Поль Бурже - Ученик
— Так, — сказал Сикст, взглянув на чемодан. — Сейчас же купите мне другой чемодан, вроде этого, и уложите в него все, что необходимо для поездки.
— Значит вы уезжаете, господин Сикст? — растерялась мадемуазель Трапенар.
— Да, на несколько дней. — Но ведь у вас ничего нет, что требуется в дороге, — заметила старая экономка. — Разве можно пускаться в путь без пледа, без…
— Купите все, что нужно, — перебил ее философ, — и, пожалуйста поторопитесь: поезд отходит в девять часов.
— Я тоже поеду? — Вам незачем ехать, — ответил Сикст. — Но имейте в виду, времени осталось в обрез..
— Как бы он не загубил себя, — заметил Карбоне, когда Мариетта рассказала в привратницкой о новом событии, почти так же удивившее этот мирок, как потрясла бы его, например, весть о женитьбе философа.
— Хоть бы взял меня с собой! — сказала служанка в ответ на свои, мысли. — Я поехала бы с ним, даже если бы пришлось из своего кармана за билет заплатить…
Одно это восклицание, столь трогательное в устах женщины, некогда прибывшей в Париж из департамента Ардеш, чтобы поступить в услужение, и доводившей экономию до того, что она кроила себе кофты из старых сюртуков хозяина, доказывало лучше всего, до какой степени обеспокоила всех этих простых людей перемена, происшедшая в характере философа, который в те дни действительно переживал очень тяжелый нравственный кризис.
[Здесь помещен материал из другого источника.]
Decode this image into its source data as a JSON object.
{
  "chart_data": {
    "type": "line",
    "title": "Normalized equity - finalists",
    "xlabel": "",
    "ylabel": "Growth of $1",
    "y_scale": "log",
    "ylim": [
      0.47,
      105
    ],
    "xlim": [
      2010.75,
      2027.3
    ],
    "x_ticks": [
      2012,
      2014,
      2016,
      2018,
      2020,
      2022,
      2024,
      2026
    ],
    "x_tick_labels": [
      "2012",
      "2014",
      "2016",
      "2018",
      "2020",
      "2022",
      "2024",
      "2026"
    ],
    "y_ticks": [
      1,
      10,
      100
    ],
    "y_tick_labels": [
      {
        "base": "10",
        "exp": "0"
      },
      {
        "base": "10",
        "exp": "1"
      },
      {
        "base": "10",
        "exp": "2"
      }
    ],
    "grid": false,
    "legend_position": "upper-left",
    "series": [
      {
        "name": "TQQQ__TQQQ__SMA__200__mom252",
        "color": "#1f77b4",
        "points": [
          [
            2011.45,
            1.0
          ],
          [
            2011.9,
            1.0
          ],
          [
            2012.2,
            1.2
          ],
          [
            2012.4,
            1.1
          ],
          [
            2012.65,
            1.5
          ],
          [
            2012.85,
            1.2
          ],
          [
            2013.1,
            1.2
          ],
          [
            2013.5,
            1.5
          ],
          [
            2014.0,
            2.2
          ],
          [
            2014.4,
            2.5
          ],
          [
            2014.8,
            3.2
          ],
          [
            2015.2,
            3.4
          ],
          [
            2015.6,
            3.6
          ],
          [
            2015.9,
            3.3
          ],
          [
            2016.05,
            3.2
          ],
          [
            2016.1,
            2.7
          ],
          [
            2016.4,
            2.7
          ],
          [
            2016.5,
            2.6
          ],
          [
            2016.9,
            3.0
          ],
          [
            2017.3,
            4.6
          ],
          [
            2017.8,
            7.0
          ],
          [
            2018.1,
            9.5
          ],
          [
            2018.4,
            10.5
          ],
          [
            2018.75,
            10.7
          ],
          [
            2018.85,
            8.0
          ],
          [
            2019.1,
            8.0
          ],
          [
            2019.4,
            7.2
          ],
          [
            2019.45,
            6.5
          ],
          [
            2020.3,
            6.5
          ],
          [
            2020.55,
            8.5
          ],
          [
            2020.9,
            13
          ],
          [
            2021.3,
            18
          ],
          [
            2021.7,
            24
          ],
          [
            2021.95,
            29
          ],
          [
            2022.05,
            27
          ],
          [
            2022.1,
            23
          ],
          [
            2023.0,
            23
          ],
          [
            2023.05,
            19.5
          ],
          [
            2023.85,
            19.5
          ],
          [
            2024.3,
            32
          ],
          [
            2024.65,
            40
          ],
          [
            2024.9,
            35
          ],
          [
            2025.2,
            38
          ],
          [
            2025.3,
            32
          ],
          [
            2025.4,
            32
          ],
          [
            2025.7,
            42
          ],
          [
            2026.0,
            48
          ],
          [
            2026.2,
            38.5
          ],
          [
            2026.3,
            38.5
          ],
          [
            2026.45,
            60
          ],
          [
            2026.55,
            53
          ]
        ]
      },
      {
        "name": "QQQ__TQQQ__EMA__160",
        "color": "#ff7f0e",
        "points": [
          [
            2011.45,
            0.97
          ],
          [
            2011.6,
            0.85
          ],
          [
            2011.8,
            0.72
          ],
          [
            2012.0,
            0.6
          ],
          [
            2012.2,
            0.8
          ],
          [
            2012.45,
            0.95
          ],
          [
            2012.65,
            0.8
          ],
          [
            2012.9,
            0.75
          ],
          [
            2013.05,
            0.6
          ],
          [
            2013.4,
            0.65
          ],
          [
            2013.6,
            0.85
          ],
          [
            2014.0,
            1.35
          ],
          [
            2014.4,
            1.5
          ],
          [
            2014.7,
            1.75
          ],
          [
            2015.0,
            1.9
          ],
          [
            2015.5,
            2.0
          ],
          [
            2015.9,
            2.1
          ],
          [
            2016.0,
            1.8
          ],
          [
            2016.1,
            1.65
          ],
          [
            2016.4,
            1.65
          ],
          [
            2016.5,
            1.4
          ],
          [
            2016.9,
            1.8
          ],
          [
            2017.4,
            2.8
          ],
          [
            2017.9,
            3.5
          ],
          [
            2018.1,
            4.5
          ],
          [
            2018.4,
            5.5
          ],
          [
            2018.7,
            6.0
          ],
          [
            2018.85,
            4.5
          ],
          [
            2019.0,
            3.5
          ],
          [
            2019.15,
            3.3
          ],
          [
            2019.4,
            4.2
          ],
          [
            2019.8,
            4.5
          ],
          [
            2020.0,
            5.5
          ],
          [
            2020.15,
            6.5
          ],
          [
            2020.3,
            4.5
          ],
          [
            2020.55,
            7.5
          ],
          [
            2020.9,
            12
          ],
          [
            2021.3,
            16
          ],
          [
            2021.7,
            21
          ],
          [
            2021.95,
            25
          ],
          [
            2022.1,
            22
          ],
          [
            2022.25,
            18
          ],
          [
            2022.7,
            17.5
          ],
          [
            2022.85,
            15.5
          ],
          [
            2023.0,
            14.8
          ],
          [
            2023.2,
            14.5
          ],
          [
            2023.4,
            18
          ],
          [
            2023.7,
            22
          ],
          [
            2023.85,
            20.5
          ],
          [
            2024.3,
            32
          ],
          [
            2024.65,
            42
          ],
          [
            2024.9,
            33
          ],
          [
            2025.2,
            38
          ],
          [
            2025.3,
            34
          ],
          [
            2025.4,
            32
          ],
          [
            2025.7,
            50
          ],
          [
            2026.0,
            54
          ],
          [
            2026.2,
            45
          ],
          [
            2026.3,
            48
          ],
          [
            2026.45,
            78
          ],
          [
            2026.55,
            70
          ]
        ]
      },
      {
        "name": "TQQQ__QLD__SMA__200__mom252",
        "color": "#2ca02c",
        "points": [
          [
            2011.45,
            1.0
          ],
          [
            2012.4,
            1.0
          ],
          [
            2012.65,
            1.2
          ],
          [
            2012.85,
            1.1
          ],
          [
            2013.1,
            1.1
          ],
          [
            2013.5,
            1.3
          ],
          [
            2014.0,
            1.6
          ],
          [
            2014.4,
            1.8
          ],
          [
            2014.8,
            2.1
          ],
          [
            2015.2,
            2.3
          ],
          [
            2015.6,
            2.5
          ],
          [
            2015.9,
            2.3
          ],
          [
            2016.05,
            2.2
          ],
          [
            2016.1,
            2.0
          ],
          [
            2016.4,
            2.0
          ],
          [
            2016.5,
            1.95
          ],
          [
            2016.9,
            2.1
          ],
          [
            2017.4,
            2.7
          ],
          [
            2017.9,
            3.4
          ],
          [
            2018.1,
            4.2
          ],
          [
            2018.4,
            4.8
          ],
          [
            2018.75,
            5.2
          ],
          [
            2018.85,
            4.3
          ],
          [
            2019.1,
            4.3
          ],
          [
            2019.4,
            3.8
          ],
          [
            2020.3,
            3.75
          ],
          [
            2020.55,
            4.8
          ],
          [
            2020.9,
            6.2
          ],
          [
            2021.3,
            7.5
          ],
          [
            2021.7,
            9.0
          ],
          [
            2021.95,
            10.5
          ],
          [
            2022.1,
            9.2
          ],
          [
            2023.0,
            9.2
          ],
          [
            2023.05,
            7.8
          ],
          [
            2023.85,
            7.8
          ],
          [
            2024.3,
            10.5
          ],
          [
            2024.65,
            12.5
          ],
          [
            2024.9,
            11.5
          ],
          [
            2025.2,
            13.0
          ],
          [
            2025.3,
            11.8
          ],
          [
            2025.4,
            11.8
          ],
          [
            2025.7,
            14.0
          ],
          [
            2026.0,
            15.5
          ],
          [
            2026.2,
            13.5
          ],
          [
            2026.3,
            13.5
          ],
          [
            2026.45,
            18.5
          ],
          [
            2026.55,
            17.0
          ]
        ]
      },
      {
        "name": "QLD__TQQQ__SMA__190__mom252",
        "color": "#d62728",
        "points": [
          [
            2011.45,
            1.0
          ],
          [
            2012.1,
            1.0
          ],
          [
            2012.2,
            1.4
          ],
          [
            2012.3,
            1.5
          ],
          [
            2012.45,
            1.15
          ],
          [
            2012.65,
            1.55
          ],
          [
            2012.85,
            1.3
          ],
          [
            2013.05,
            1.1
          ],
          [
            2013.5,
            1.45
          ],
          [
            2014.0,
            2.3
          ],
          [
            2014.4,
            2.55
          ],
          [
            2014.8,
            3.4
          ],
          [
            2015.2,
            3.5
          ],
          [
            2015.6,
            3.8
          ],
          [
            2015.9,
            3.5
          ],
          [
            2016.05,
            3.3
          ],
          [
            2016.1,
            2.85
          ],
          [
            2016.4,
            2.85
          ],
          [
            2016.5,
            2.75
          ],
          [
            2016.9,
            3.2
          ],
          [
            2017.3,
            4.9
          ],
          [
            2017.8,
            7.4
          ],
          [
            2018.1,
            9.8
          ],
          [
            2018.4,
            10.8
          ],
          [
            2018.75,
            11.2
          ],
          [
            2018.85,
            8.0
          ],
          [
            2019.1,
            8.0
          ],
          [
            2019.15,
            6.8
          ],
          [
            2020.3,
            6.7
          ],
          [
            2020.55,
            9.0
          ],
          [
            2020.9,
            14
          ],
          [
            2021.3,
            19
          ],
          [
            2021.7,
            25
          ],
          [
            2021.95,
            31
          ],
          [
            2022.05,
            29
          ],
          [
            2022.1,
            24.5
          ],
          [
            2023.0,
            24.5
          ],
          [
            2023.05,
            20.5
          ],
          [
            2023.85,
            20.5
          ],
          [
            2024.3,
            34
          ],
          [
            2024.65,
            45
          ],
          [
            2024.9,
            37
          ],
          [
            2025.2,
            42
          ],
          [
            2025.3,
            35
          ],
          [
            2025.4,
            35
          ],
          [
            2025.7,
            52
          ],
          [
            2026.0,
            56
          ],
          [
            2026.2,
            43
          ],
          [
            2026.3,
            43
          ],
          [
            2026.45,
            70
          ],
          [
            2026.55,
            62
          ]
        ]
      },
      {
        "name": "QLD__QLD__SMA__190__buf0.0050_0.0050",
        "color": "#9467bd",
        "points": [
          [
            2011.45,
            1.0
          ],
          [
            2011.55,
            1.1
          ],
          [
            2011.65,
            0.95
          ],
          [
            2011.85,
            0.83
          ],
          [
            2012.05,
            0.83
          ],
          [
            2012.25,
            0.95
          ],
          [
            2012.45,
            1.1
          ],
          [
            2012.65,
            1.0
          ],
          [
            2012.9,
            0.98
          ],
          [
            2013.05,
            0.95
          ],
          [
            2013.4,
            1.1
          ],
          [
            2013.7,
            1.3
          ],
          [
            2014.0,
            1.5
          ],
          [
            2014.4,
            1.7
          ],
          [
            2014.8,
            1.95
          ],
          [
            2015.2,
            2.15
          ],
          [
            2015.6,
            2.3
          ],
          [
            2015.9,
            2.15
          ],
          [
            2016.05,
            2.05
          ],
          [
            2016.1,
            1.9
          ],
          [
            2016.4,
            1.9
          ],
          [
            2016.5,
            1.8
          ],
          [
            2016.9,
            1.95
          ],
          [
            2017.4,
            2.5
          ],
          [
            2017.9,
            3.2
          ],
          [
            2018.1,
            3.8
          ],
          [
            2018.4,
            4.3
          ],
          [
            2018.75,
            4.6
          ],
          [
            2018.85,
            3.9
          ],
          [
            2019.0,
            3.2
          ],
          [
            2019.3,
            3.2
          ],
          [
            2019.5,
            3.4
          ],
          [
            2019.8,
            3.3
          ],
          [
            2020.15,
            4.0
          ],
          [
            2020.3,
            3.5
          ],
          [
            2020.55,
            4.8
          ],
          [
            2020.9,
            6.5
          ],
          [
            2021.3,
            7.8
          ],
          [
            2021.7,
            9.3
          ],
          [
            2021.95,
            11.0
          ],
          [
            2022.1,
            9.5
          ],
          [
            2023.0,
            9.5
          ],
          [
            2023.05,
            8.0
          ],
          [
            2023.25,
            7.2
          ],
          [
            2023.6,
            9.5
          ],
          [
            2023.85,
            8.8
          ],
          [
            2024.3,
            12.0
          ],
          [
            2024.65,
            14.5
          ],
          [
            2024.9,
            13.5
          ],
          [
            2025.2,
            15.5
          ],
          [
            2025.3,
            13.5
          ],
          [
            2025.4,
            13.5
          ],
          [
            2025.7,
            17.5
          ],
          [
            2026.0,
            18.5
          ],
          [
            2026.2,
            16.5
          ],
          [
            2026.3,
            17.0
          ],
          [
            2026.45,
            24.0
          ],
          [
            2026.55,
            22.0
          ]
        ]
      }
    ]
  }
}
Не подозревая, что за ним наблюдают, он выдавал крайнюю остроту своих волнений в малейших жестах ив каждой черте лица. Таких тяжелых "часов не было в жизни г-на Сикста с тех пор, как умерла его мать.
К тому же в те далекие дни его переживания, связанные с непоправимой утратой, ограничивались об ластью личных чувств, тогда как записки Робера Грелу затронули всю полноту его умственной жизни, самое дорогое для него, то, в чем он видел смысл существования. Отдавая Мариетте распоряжение приготовить чемодан, философ испытывал тот же непреодолимый страх, как и тогда, когда ночью впервые перелистывал тетрадь с исповедью Грелу. Гнетущее состояние овладело им с первых же страниц повествования, где с таким смешением гордости и стыда, цинизма и простодушия, низости и благородства разбиралось и как бы выставлялось напоказ преступное заблуждение человеческого ума. Когда ученый дошел до фразы, в которой Робер Грелу заявлял, что тесно и нерасторжимо связан с ним, философ содрогнулся, и так же содрогался он при каждом новом, упоминании своего имени в этом необыкновенном анализе, при каждой цитате из его книг, которые давали право этому странному юноше называть себя его учеником.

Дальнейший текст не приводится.